Religion
- Affiliation: Reform Judaism
- Ecclesiastical or organisational status: Synagogue
- Leadership: Rabbi Lauren S. Cohn
- Status: Active

Location
- Location: 316 Park Avenue, Florence, South Carolina
- Country: United States
- Coordinates: 34°11′34″N 79°46′42″W﻿ / ﻿34.19278°N 79.77833°W

Architecture
- Type: Synagogue
- Established: 1912 (as a congregation)
- Completed: 1949

Website
- bethisraelflorence.org

= Beth Israel Congregation (Florence, South Carolina) =

Reform synagogue in South Carolina, United States

Beth Israel Congregation (בית ישראל) is a Reform Jewish synagogue located at 316 Park Avenue in Florence, South Carolina, in the United States. Formally incorporated with the state of South Carolina in September 1912, Beth Israel grew out of the Florence Hebrew Benevolent Association which was founded in 1887.

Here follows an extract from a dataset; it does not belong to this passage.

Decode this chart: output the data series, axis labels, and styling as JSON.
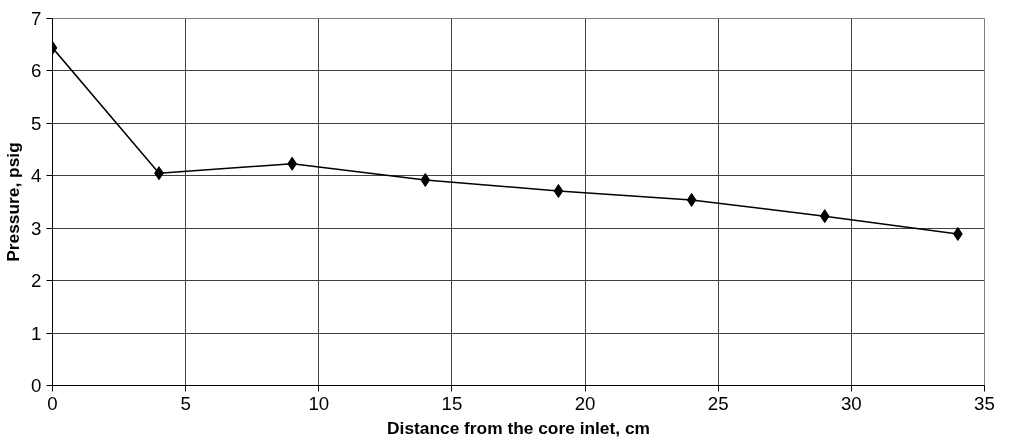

In 2025, the congregation hired Rabbi Lauren S. Cohn to lead the congregation. A part-time rabbi, Aaron Sherman, became the spiritual leader of Beth Israel in August 2011. Leah Doberne-Schor also served as a part-time rabbi until August 2023. In 2009, the rabbi was Jeffrey Ronald. For services that are conducted in the absence of a Rabbi, temple members lead services.